Herne. Die Zahl der Abschiebungen ist 2019 in Herne leicht angestiegen. Ein Drittel der Abschiebungen scheiterte – am Widerstand der Flüchtlinge.
Die Stadt Herne hat im vergangenen Jahr wieder mehr Flüchtlinge abgeschoben. Am häufigsten wurden die Menschen nach Albanien zurückgebracht. Auffällig: Viele Abschiebungen konnten gar nicht erst durchgeführt werden, weil Flüchtlinge Widerstand leisteten..
Insgesamt 63 Menschen hat die Stadt 2019 abgeschoben, teilte die Stadt auf Anfrage der WAZ mit. Das sind fünf mehr als im Vorjahr, aber noch immer deutlich weniger als 2017. In jenem Jahr wurde – zwei Jahre nach der so genannten Flüchtlingskrise 2015 – mit über 100 Abschiebungen ein neuer Höchststand erreicht.
Nach Albanien wurden die meisten Flüchtlinge zurückgeschickt
Nach Angaben der Stadt wurden die Menschen im vergangenen Jahr in 19 Länder abgeschoben; meist waren es Einzelpersonen. Im Gegensatz zum Vorjahr wurde niemand mehr in den Irak, nach Afghanistan oder Guinea zurückgeschickt.
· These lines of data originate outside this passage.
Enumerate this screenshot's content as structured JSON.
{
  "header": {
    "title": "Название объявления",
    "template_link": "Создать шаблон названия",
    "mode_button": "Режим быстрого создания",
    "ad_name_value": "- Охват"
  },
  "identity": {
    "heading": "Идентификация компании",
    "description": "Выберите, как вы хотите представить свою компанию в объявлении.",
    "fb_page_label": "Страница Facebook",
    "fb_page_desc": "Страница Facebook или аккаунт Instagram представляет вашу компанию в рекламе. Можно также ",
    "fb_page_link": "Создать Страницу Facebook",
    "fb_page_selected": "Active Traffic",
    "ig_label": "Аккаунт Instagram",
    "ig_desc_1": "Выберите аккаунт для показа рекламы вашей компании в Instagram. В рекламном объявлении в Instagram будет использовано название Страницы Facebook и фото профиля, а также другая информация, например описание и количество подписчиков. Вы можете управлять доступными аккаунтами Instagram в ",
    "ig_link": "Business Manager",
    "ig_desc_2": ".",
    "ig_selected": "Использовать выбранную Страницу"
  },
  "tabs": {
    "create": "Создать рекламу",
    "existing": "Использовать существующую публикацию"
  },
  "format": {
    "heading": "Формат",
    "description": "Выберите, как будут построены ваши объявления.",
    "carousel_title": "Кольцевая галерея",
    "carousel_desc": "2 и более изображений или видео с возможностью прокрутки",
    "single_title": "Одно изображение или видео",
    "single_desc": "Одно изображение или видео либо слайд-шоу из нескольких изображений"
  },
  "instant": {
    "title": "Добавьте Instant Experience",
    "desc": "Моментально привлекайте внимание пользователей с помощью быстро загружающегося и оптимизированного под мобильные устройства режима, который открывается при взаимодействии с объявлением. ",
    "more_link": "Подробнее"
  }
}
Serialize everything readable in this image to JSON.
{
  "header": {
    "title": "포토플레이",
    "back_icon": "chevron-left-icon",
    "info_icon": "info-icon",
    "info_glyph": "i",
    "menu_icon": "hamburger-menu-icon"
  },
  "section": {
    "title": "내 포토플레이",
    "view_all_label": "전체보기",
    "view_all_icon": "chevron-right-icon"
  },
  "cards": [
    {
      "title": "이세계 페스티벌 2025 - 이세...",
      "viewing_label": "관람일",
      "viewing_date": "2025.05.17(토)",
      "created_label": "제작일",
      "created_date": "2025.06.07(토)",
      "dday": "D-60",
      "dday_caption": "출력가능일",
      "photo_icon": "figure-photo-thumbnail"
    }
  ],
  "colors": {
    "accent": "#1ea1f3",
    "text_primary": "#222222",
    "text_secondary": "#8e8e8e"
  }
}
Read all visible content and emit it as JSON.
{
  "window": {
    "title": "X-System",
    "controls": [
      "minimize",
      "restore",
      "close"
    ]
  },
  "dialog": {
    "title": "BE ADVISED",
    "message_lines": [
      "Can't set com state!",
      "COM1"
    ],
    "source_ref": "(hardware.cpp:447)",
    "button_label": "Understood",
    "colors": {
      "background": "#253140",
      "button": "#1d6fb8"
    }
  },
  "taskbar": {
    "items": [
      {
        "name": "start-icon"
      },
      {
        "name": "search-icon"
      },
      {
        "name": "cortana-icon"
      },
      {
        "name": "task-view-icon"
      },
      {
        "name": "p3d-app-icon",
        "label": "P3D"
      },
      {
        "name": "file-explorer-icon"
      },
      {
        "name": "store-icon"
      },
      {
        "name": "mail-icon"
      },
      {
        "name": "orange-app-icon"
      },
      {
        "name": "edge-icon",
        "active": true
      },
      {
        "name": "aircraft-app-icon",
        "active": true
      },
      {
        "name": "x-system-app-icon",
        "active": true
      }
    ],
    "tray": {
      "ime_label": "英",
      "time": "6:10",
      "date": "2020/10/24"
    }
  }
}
Vielfach seien vor allem EU-Länder wie Frankreich, die Niederlande oder Dänemark die Ziele gewesen, so Stadtsprecher Christoph Hüsken. Grund sei das Dublin-III-Abkommen: Demnach ist derjenige Staat verpflichtet, das Asylverfahren durchzuführen, in dem die Flüchtenden zum ersten Mal die EU betreten haben. Dorthin wurden die Menschen zurückgebracht.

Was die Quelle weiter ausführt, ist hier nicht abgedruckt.